しかし、32ヵ国開催でグループ上位2チームが決勝トーナメントに進出というレギュレーションの方が圧倒的にわかりやすく、しっかりと実力を反映したトーナメント表になることは間違いないだろう。今大会はかなり複雑だった。
最大のデメリットはやはり…
そして、48ヵ国開催による最大のデメリットは、やはり選手への負担だ。
今大会は期間中にコンディションを崩す選手が多かった。アルゼンチン代表は決勝戦で3人が負傷交代。イングランド代表やポルトガル代表なども、トーナメント中に主力選手を欠くことがあった。また、日本代表も鎌田大地がブラジル代表戦で負傷。仮にラウンド16に進んでいた場合、欠場することが濃厚だった。
大会全体の試合数は従来の64試合から104試合へ増加し、ラウンド32が新設されたことで、決勝進出国が戦う試合数も7試合から8試合へ増えた。クラブでの過密日程に加え、長距離移動や暑さも重なり、上位進出国の選手にかかる負担は一段と大きくなっている。
新ルールでスローインやゴールキックの再開時間が決められ、ゲームのテンポが速まったことも、プレーヤーの肉体に多少の影響は与えているはずだ。
試合間隔はある程度確保され、全試合でハイドレーションブレイクも導入された。それでも、暑さの中での試合と広大な北中米を横断する長距離移動が重なり、選手の負担を十分に軽減できたとは言い難い。
今回は、アメリカだけでもかなりの広さがある北中米での開催であり、移動距離は過去最大級。今後もこの規模の大会があるかどうかはわからない。しかし、48ヵ国でのW杯を継続するならば、スタジアムの数などを考えても複数の国による共催は欠かせないはずで、移動の問題は必ずつきまとうだろう。

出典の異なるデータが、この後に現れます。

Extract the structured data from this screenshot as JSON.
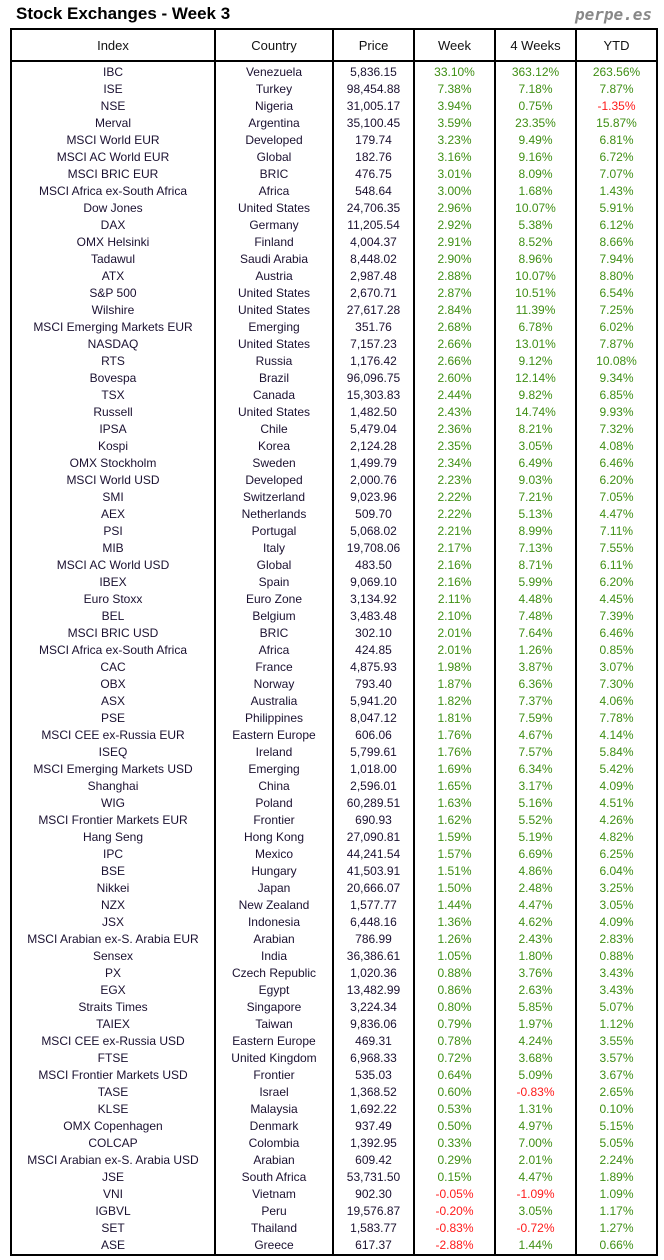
{
  "title": "Stock Exchanges - Week 3",
  "brand": "perpe.es",
  "colors": {
    "positive": "#3f8f14",
    "negative": "#ff1a1a"
  },
  "headers": [
    "Index",
    "Country",
    "Price",
    "Week",
    "4 Weeks",
    "YTD"
  ],
  "rows": [
    [
      "IBC",
      "Venezuela",
      "5,836.15",
      "33.10%",
      "363.12%",
      "263.56%"
    ],
    [
      "ISE",
      "Turkey",
      "98,454.88",
      "7.38%",
      "7.18%",
      "7.87%"
    ],
    [
      "NSE",
      "Nigeria",
      "31,005.17",
      "3.94%",
      "0.75%",
      "-1.35%"
    ],
    [
      "Merval",
      "Argentina",
      "35,100.45",
      "3.59%",
      "23.35%",
      "15.87%"
    ],
    [
      "MSCI World EUR",
      "Developed",
      "179.74",
      "3.23%",
      "9.49%",
      "6.81%"
    ],
    [
      "MSCI AC World EUR",
      "Global",
      "182.76",
      "3.16%",
      "9.16%",
      "6.72%"
    ],
    [
      "MSCI BRIC EUR",
      "BRIC",
      "476.75",
      "3.01%",
      "8.09%",
      "7.07%"
    ],
    [
      "MSCI Africa ex-South Africa",
      "Africa",
      "548.64",
      "3.00%",
      "1.68%",
      "1.43%"
    ],
    [
      "Dow Jones",
      "United States",
      "24,706.35",
      "2.96%",
      "10.07%",
      "5.91%"
    ],
    [
      "DAX",
      "Germany",
      "11,205.54",
      "2.92%",
      "5.38%",
      "6.12%"
    ],
    [
      "OMX Helsinki",
      "Finland",
      "4,004.37",
      "2.91%",
      "8.52%",
      "8.66%"
    ],
    [
      "Tadawul",
      "Saudi Arabia",
      "8,448.02",
      "2.90%",
      "8.96%",
      "7.94%"
    ],
    [
      "ATX",
      "Austria",
      "2,987.48",
      "2.88%",
      "10.07%",
      "8.80%"
    ],
    [
      "S&P 500",
      "United States",
      "2,670.71",
      "2.87%",
      "10.51%",
      "6.54%"
    ],
    [
      "Wilshire",
      "United States",
      "27,617.28",
      "2.84%",
      "11.39%",
      "7.25%"
    ],
    [
      "MSCI Emerging Markets EUR",
      "Emerging",
      "351.76",
      "2.68%",
      "6.78%",
      "6.02%"
    ],
    [
      "NASDAQ",
      "United States",
      "7,157.23",
      "2.66%",
      "13.01%",
      "7.87%"
    ],
    [
      "RTS",
      "Russia",
      "1,176.42",
      "2.66%",
      "9.12%",
      "10.08%"
    ],
    [
      "Bovespa",
      "Brazil",
      "96,096.75",
      "2.60%",
      "12.14%",
      "9.34%"
    ],
    [
      "TSX",
      "Canada",
      "15,303.83",
      "2.44%",
      "9.82%",
      "6.85%"
    ],
    [
      "Russell",
      "United States",
      "1,482.50",
      "2.43%",
      "14.74%",
      "9.93%"
    ],
    [
      "IPSA",
      "Chile",
      "5,479.04",
      "2.36%",
      "8.21%",
      "7.32%"
    ],
    [
      "Kospi",
      "Korea",
      "2,124.28",
      "2.35%",
      "3.05%",
      "4.08%"
    ],
    [
      "OMX Stockholm",
      "Sweden",
      "1,499.79",
      "2.34%",
      "6.49%",
      "6.46%"
    ],
    [
      "MSCI World USD",
      "Developed",
      "2,000.76",
      "2.23%",
      "9.03%",
      "6.20%"
    ],
    [
      "SMI",
      "Switzerland",
      "9,023.96",
      "2.22%",
      "7.21%",
      "7.05%"
    ],
    [
      "AEX",
      "Netherlands",
      "509.70",
      "2.22%",
      "5.13%",
      "4.47%"
    ],
    [
      "PSI",
      "Portugal",
      "5,068.02",
      "2.21%",
      "8.99%",
      "7.11%"
    ],
    [
      "MIB",
      "Italy",
      "19,708.06",
      "2.17%",
      "7.13%",
      "7.55%"
    ],
    [
      "MSCI AC World USD",
      "Global",
      "483.50",
      "2.16%",
      "8.71%",
      "6.11%"
    ],
    [
      "IBEX",
      "Spain",
      "9,069.10",
      "2.16%",
      "5.99%",
      "6.20%"
    ],
    [
      "Euro Stoxx",
      "Euro Zone",
      "3,134.92",
      "2.11%",
      "4.48%",
      "4.45%"
    ],
    [
      "BEL",
      "Belgium",
      "3,483.48",
      "2.10%",
      "7.48%",
      "7.39%"
    ],
    [
      "MSCI BRIC USD",
      "BRIC",
      "302.10",
      "2.01%",
      "7.64%",
      "6.46%"
    ],
    [
      "MSCI Africa ex-South Africa",
      "Africa",
      "424.85",
      "2.01%",
      "1.26%",
      "0.85%"
    ],
    [
      "CAC",
      "France",
      "4,875.93",
      "1.98%",
      "3.87%",
      "3.07%"
    ],
    [
      "OBX",
      "Norway",
      "793.40",
      "1.87%",
      "6.36%",
      "7.30%"
    ],
    [
      "ASX",
      "Australia",
      "5,941.20",
      "1.82%",
      "7.37%",
      "4.06%"
    ],
    [
      "PSE",
      "Philippines",
      "8,047.12",
      "1.81%",
      "7.59%",
      "7.78%"
    ],
    [
      "MSCI CEE ex-Russia EUR",
      "Eastern Europe",
      "606.06",
      "1.76%",
      "4.67%",
      "4.14%"
    ],
    [
      "ISEQ",
      "Ireland",
      "5,799.61",
      "1.76%",
      "7.57%",
      "5.84%"
    ],
    [
      "MSCI Emerging Markets USD",
      "Emerging",
      "1,018.00",
      "1.69%",
      "6.34%",
      "5.42%"
    ],
    [
      "Shanghai",
      "China",
      "2,596.01",
      "1.65%",
      "3.17%",
      "4.09%"
    ],
    [
      "WIG",
      "Poland",
      "60,289.51",
      "1.63%",
      "5.16%",
      "4.51%"
    ],
    [
      "MSCI Frontier Markets EUR",
      "Frontier",
      "690.93",
      "1.62%",
      "5.52%",
      "4.26%"
    ],
    [
      "Hang Seng",
      "Hong Kong",
      "27,090.81",
      "1.59%",
      "5.19%",
      "4.82%"
    ],
    [
      "IPC",
      "Mexico",
      "44,241.54",
      "1.57%",
      "6.69%",
      "6.25%"
    ],
    [
      "BSE",
      "Hungary",
      "41,503.91",
      "1.51%",
      "4.86%",
      "6.04%"
    ],
    [
      "Nikkei",
      "Japan",
      "20,666.07",
      "1.50%",
      "2.48%",
      "3.25%"
    ],
    [
      "NZX",
      "New Zealand",
      "1,577.77",
      "1.44%",
      "4.47%",
      "3.05%"
    ],
    [
      "JSX",
      "Indonesia",
      "6,448.16",
      "1.36%",
      "4.62%",
      "4.09%"
    ],
    [
      "MSCI Arabian ex-S. Arabia EUR",
      "Arabian",
      "786.99",
      "1.26%",
      "2.43%",
      "2.83%"
    ],
    [
      "Sensex",
      "India",
      "36,386.61",
      "1.05%",
      "1.80%",
      "0.88%"
    ],
    [
      "PX",
      "Czech Republic",
      "1,020.36",
      "0.88%",
      "3.76%",
      "3.43%"
    ],
    [
      "EGX",
      "Egypt",
      "13,482.99",
      "0.86%",
      "2.63%",
      "3.43%"
    ],
    [
      "Straits Times",
      "Singapore",
      "3,224.34",
      "0.80%",
      "5.85%",
      "5.07%"
    ],
    [
      "TAIEX",
      "Taiwan",
      "9,836.06",
      "0.79%",
      "1.97%",
      "1.12%"
    ],
    [
      "MSCI CEE ex-Russia USD",
      "Eastern Europe",
      "469.31",
      "0.78%",
      "4.24%",
      "3.55%"
    ],
    [
      "FTSE",
      "United Kingdom",
      "6,968.33",
      "0.72%",
      "3.68%",
      "3.57%"
    ],
    [
      "MSCI Frontier Markets USD",
      "Frontier",
      "535.03",
      "0.64%",
      "5.09%",
      "3.67%"
    ],
    [
      "TASE",
      "Israel",
      "1,368.52",
      "0.60%",
      "-0.83%",
      "2.65%"
    ],
    [
      "KLSE",
      "Malaysia",
      "1,692.22",
      "0.53%",
      "1.31%",
      "0.10%"
    ],
    [
      "OMX Copenhagen",
      "Denmark",
      "937.49",
      "0.50%",
      "4.97%",
      "5.15%"
    ],
    [
      "COLCAP",
      "Colombia",
      "1,392.95",
      "0.33%",
      "7.00%",
      "5.05%"
    ],
    [
      "MSCI Arabian ex-S. Arabia USD",
      "Arabian",
      "609.42",
      "0.29%",
      "2.01%",
      "2.24%"
    ],
    [
      "JSE",
      "South Africa",
      "53,731.50",
      "0.15%",
      "4.47%",
      "1.89%"
    ],
    [
      "VNI",
      "Vietnam",
      "902.30",
      "-0.05%",
      "-1.09%",
      "1.09%"
    ],
    [
      "IGBVL",
      "Peru",
      "19,576.87",
      "-0.20%",
      "3.05%",
      "1.17%"
    ],
    [
      "SET",
      "Thailand",
      "1,583.77",
      "-0.83%",
      "-0.72%",
      "1.27%"
    ],
    [
      "ASE",
      "Greece",
      "617.37",
      "-2.88%",
      "1.44%",
      "0.66%"
    ]
  ]
}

近年は、UEFAチャンピオンズリーグ(CL)などのフォーマットも大幅に変わり、試合数が増加。とくにビッグクラブでプレーする選手は過密日程を強いられ、大怪我を負うケースも増えている。かつてリヴァプールのGKアリソンは「みんな、うんざりしている」とハードスケジュールについて公に不満を漏らすことがあった(2024年英紙『デイリー・メール』より)。
W杯はすべての選手が万全なコンディションで挑んでこそ、最高の試合が繰り広げられる。しかし、クラブに加えナショナルチームの大会まで試合数が増えては、もはや選手の体力はもたない。今回のW杯で改めて証明されたのではないか。